かいけいがく vol.48 - 減損 Part.1 -
(vol.47から続く)
今回は減損会計についてみていきましょう。
固定資産について、帳簿に計上されている金額がいいのか?、
投資回収は見込めるのか?といったことを検討して、
場合によっては帳簿の金額を変更する処理のことをいいます。
では具体的にみていきましょう。
減損は以下の手順で検討することになります。
・減損の兆候
二 減損損失の認識と測定
1.減損の兆候
資産又は資産グループ(6.(1)における最小の単位をいう。)に減損が生じている可能性を示す事象(以下「減損の兆候」という。)がある場合には、当該資産又は資産グループについて、減損損失を認識するかどうかの判定を行う。
減損の兆候としては、例えば、次の事象が考えられる。
① 資産又は資産グループが使用されている営業活動から生ずる損益又はキャッシュ・フローが、継続してマイナスとなっているか、あるいは、継続してマイナスとなる見込みであること
② 資産又は資産グループが使用されている範囲又は方法について、当該資産又は資産グループの回収可能価額を著しく低下させる変化が生じたか、あるいは、生ずる見込みであること(注2)
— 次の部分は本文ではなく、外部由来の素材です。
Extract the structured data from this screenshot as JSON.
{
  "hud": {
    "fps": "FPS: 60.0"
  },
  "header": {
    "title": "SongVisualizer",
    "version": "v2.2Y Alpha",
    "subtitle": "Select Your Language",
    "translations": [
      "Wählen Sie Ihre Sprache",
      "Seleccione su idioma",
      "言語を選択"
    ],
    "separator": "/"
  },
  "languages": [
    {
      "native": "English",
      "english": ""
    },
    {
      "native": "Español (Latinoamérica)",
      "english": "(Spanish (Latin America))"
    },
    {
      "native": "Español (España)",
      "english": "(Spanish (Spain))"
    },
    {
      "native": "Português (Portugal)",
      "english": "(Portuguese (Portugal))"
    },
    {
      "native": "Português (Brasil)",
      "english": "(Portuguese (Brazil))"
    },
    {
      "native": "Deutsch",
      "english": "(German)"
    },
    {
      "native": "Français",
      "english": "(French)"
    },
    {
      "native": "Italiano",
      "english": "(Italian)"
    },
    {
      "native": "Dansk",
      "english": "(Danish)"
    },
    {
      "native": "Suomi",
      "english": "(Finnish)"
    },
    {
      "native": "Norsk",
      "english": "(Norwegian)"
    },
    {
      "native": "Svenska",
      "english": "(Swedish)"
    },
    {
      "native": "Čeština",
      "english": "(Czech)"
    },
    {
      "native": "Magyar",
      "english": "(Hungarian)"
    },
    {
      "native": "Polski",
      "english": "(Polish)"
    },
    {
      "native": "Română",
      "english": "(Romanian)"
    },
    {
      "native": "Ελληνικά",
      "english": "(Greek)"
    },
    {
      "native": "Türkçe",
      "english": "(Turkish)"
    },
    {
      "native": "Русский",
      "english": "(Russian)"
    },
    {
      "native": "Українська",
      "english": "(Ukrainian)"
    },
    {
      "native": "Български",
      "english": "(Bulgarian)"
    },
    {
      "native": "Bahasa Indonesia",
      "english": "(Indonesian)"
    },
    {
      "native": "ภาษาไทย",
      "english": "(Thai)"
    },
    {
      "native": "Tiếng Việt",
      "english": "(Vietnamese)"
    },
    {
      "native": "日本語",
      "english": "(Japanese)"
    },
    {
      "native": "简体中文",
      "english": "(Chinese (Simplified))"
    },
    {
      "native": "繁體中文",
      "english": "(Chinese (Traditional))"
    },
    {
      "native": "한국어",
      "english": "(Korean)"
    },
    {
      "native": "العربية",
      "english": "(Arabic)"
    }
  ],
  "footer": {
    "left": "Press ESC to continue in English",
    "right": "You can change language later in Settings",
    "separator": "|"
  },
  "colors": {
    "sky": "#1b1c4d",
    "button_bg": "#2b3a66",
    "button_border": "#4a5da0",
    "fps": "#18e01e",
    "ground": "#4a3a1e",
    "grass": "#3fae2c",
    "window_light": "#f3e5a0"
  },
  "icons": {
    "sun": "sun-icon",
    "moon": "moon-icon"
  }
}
③ 資産又は資産グループが使用されている事業に関連して、経営環境が著しく悪化したか、あるいは、悪化する見込みであること
④ 資産又は資産グループの市場価格が著しく下落したこと
まずは、減損の兆候があるかどうかを確認します。
兆候がありと判定された場合、次の段階に進みます。
最初に兆候があるかどうか判定をおこなうのは、
すべての固定資産について検討する場合の実務上の負担を考慮してのことです。
減損の兆候がありと判断される例としては、以下のようなものがあります。
企業会計基準適用指針第6号「固定資産の減損に係る会計基準の適用指針」
13.(1) 資産又は資産グループが使用されている事業を廃止又は再編成すること。事業の再編成には、重要な会社分割などの組織再編のほか、事業規模の大幅な縮小などが含まれる(第 82 項参照)。
14.(1) 材料価格の高騰や、製・商品店頭価格やサービス料金、賃料水準の大幅な下落、製・商品販売量の著しい減少などが続いているような市場環境の著しい悪化
基準で示される項目は一例であり、会社ごとの事情を考慮して判定することになります。
企業会計基準適用指針第6号「固定資産の減損に係る会計基準の適用指針」
77. 減損の兆候があるかどうかについて、その程度は必ずしも画一的に数値化できるものではない。
したがって、状況に応じ個々の企業において判断することが必要である。